30.12.08

Estudar na terceira idade e no ensino oficial universitário só é possível no Porto

Cristiana Maia, in Jornal Público

O único curso oficial de estudos universitários exclusivo para seniores no país funciona no Porto. É dos distritos com mais instituições a leccionar cursos para idosos


Levantou-se às sete da manhã durante 50 anos. Um dia, chegou ao fim o mandato que cumpria na administração de uma empresa. Finalmente, passou a ter disponibilidade para dormir um pouco mais. Mas não queria. Quinze dias depois de se ter descoberto, pela primeira vez, ocioso, decidiu inscrever-se num curso de cerâmica na Universidade Católica, no Porto. "É que, em casa, ia sujar muito", diz alegremente o engenheiro José Bernardo, que admite até "ter jeito para a coisa".

Hoje, é aluno do Programa de Estudos Universitário para Seniores (PEUS), ministrado pela Universidade do Porto (UP), e passa horas nas bibliotecas públicas em investigações para a monografia que, voluntariamente, se propôs fazer. Quer perceber porque é que a dimensão dos lotes das casas do Porto é de seis metros e meio e "não de quatro ou sete". Quer dizer, saber até sabe. Como engenheiro que é, "fazia meia dúzia de cálculos e provava que tudo se prende com a resistência dos materiais". Não quer dizer directamente que a vontade de reactualizar os conhecimentos é o que o mantém vivo.

O PEUS do Porto nasceu em 2006, um pouco por influência do modelo de formação para seniores vigente na Europa. É o único programa de estudos universitários existente no país para a população sénior e é leccionado na Faculdade de Letras da (FLUP), porque surgiu por iniciativa de Graça Pinto, psicolinguísta e professora na instituição. As regras de acesso são poucas mas nem por isso são acessíveis a todos aqueles que querem manter-se ocupados na terceira fase da vida. "Ter 55 anos, pagar a propina em vigor na UP e ter, no mínimo, uma licenciatura" é o exigido, explica Graça Pinto. É, no fundo, uma espécie de "pós-graduação", com formalidades que se prendem com as condições de acesso, mas com informalidades que não distanciam assim tanto o PEUS das Universidades de Terceira Idade (UTI) que existem um pouco por todo o país (ver caixa). É um programa multidisciplinar, composto por dois anos de estudos teóricos. São dois semestres e seis disciplinas: três obrigatórias e outras tantas opcionais. O módulo central são os Estudos Portuenses. Fala-se da história e geografia da cidade. Visitam-se os monumentos e vêem-se com outros olhos os edifícios característicos. O 3.º ano é prático e facultativo. É o ano da monografia.
Nos corredores circulares da FLUP, os alunos "de cabelos brancos" misturam-se com os mais jovens às terças, quartas e quintas-feiras. A coexistência é quase pacífica: "Quando há contacto, é agradável", diz José Bernardo. "Só que, normalmente, não há."

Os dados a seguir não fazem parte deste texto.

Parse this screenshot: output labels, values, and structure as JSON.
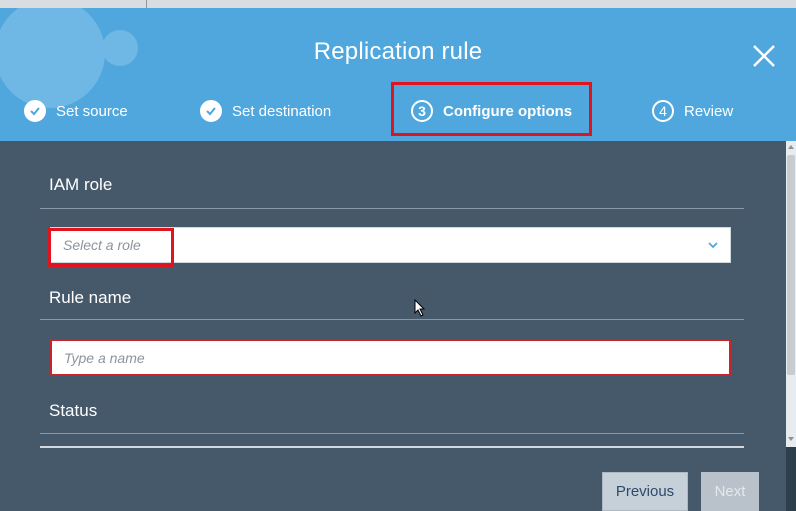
{
  "dialog": {
    "title": "Replication rule",
    "close_icon": "close-icon"
  },
  "steps": [
    {
      "number": "1",
      "label": "Set source",
      "state": "completed",
      "icon": "checkmark-icon"
    },
    {
      "number": "2",
      "label": "Set destination",
      "state": "completed",
      "icon": "checkmark-icon"
    },
    {
      "number": "3",
      "label": "Configure options",
      "state": "active"
    },
    {
      "number": "4",
      "label": "Review",
      "state": "pending"
    }
  ],
  "form": {
    "iam_role": {
      "label": "IAM role",
      "placeholder": "Select a role"
    },
    "rule_name": {
      "label": "Rule name",
      "placeholder": "Type a name",
      "value": ""
    },
    "status": {
      "label": "Status"
    }
  },
  "footer": {
    "previous_label": "Previous",
    "next_label": "Next"
  },
  "colors": {
    "header_bg": "#4fa7de",
    "body_bg": "#46596b",
    "highlight": "#e0141e",
    "error_border": "#c8242c"
  }
}
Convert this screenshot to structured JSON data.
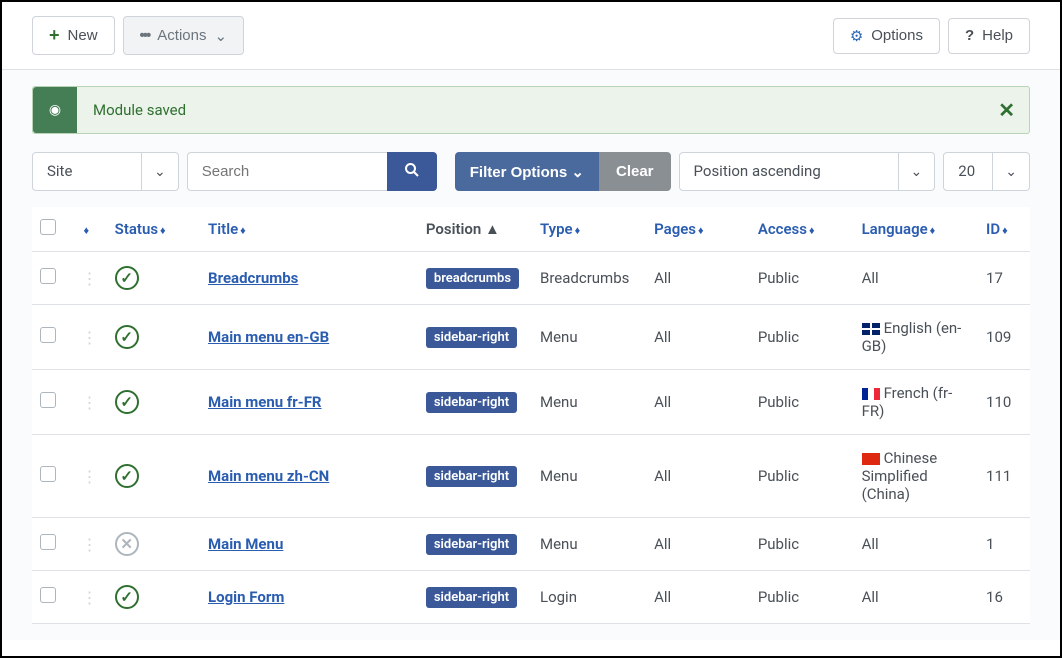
{
  "toolbar": {
    "new_label": "New",
    "actions_label": "Actions",
    "options_label": "Options",
    "help_label": "Help"
  },
  "alert": {
    "message": "Module saved"
  },
  "filters": {
    "site_label": "Site",
    "search_placeholder": "Search",
    "filter_options_label": "Filter Options",
    "clear_label": "Clear",
    "sort_label": "Position ascending",
    "limit_label": "20"
  },
  "columns": {
    "status": "Status",
    "title": "Title",
    "position": "Position",
    "type": "Type",
    "pages": "Pages",
    "access": "Access",
    "language": "Language",
    "id": "ID"
  },
  "rows": [
    {
      "status": "published",
      "title": "Breadcrumbs",
      "position": "breadcrumbs",
      "type": "Breadcrumbs",
      "pages": "All",
      "access": "Public",
      "language": "All",
      "flag": "",
      "id": "17"
    },
    {
      "status": "published",
      "title": "Main menu en-GB",
      "position": "sidebar-right",
      "type": "Menu",
      "pages": "All",
      "access": "Public",
      "language": "English (en-GB)",
      "flag": "gb",
      "id": "109"
    },
    {
      "status": "published",
      "title": "Main menu fr-FR",
      "position": "sidebar-right",
      "type": "Menu",
      "pages": "All",
      "access": "Public",
      "language": "French (fr-FR)",
      "flag": "fr",
      "id": "110"
    },
    {
      "status": "published",
      "title": "Main menu zh-CN",
      "position": "sidebar-right",
      "type": "Menu",
      "pages": "All",
      "access": "Public",
      "language": "Chinese Simplified (China)",
      "flag": "cn",
      "id": "111"
    },
    {
      "status": "unpublished",
      "title": "Main Menu",
      "position": "sidebar-right",
      "type": "Menu",
      "pages": "All",
      "access": "Public",
      "language": "All",
      "flag": "",
      "id": "1"
    },
    {
      "status": "published",
      "title": "Login Form",
      "position": "sidebar-right",
      "type": "Login",
      "pages": "All",
      "access": "Public",
      "language": "All",
      "flag": "",
      "id": "16"
    }
  ]
}
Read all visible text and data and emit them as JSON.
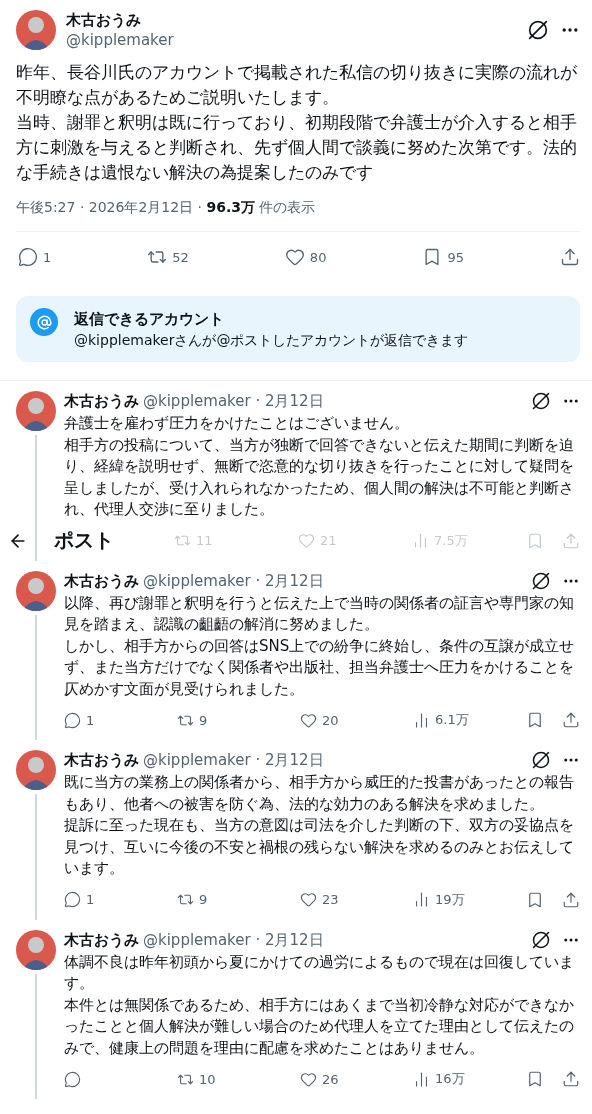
{
  "post": {
    "name": "木古おうみ",
    "handle": "@kipplemaker",
    "paragraphs": [
      "昨年、長谷川氏のアカウントで掲載された私信の切り抜きに実際の流れが不明瞭な点があるためご説明いたします。",
      "当時、謝罪と釈明は既に行っており、初期段階で弁護士が介入すると相手方に刺激を与えると判断され、先ず個人間で談義に努めた次第です。法的な手続きは遺恨ない解決の為提案したのみです"
    ],
    "meta": "午後5:27 · 2026年2月12日 · **96.3万** 件の表示",
    "actions": {
      "replies": "1",
      "reposts": "52",
      "likes": "80",
      "bookmarks": "95"
    }
  },
  "notice": {
    "title": "返信できるアカウント",
    "text": "@kipplemakerさんが@ポストしたアカウントが返信できます"
  },
  "header": {
    "title": "ポスト"
  },
  "replies": [
    {
      "name": "木古おうみ",
      "handle": "@kipplemaker · 2月12日",
      "paragraphs": [
        "弁護士を雇わず圧力をかけたことはございません。",
        "相手方の投稿について、当方が独断で回答できないと伝えた期間に判断を迫り、経緯を説明せず、無断で恣意的な切り抜きを行ったことに対して疑問を呈しましたが、受け入れられなかったため、個人間の解決は不可能と判断され、代理人交渉に至りました。"
      ],
      "under_header": true,
      "actions": {
        "reposts": "11",
        "likes": "21",
        "views": "7.5万"
      }
    },
    {
      "name": "木古おうみ",
      "handle": "@kipplemaker · 2月12日",
      "paragraphs": [
        "以降、再び謝罪と釈明を行うと伝えた上で当時の関係者の証言や専門家の知見を踏まえ、認識の齟齬の解消に努めました。",
        "しかし、相手方からの回答はSNS上での紛争に終始し、条件の互譲が成立せず、また当方だけでなく関係者や出版社、担当弁護士へ圧力をかけることを仄めかす文面が見受けられました。"
      ],
      "under_header": false,
      "actions": {
        "replies": "1",
        "reposts": "9",
        "likes": "20",
        "views": "6.1万"
      }
    },
    {
      "name": "木古おうみ",
      "handle": "@kipplemaker · 2月12日",
      "paragraphs": [
        "既に当方の業務上の関係者から、相手方から威圧的た投書があったとの報告もあり、他者への被害を防ぐ為、法的な効力のある解決を求めました。",
        "提訴に至った現在も、当方の意図は司法を介した判断の下、双方の妥協点を見つけ、互いに今後の不安と禍根の残らない解決を求めるのみとお伝えしています。"
      ],
      "under_header": false,
      "actions": {
        "replies": "1",
        "reposts": "9",
        "likes": "23",
        "views": "19万"
      }
    },
    {
      "name": "木古おうみ",
      "handle": "@kipplemaker · 2月12日",
      "paragraphs": [
        "体調不良は昨年初頭から夏にかけての過労によるもので現在は回復しています。",
        "本件とは無関係であるため、相手方にはあくまで当初冷静な対応ができなかったことと個人解決が難しい場合のため代理人を立てた理由として伝えたのみで、健康上の問題を理由に配慮を求めたことはありません。"
      ],
      "under_header": false,
      "actions": {
        "reposts": "10",
        "likes": "26",
        "views": "16万"
      }
    }
  ]
}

José Bernardo é "finalista". Entrou "com a primeira fornada", graceja Graça Pinto. O convívio e os laços de amizade são o que mais agrada no curso a José Bernardo. "Nós, os alunos, tratamo-nos todos por tu. Não há cá engenheiros nem doutores. É exactamente como no liceu", atira, e não tem vergonha de dizer que também fica feliz quando o professor não vem dar aula: "Até me manifesto quando assim é." No fundo, é "como se tivesse 15 anos". Só que, hoje, vê as coisas com outros olhos. Até a Ilíada, que estudou no antigo 5.º ano e da qual "não percebeu nada", parece agora fazer todo o sentido na disciplina de Linguística.

Decidiu lançar-se de cabeça na redacção da monografia. Esta fase do curso é opcional e apenas cinco alunos decidiram fazê-la. O 3.º ano do PEUS é o único que, de alguma forma, põe os alunos à prova. Não é tanto uma avaliação, mas, como explica Graça Pinto, uma forma de dar expressão a temas que os alunos "andam a tricotar" há anos. Os próprios alunos não querem ser avaliados "nem estão cá para isso", diz a professora. Já foram postos à prova demasiadas vezes durante a vida.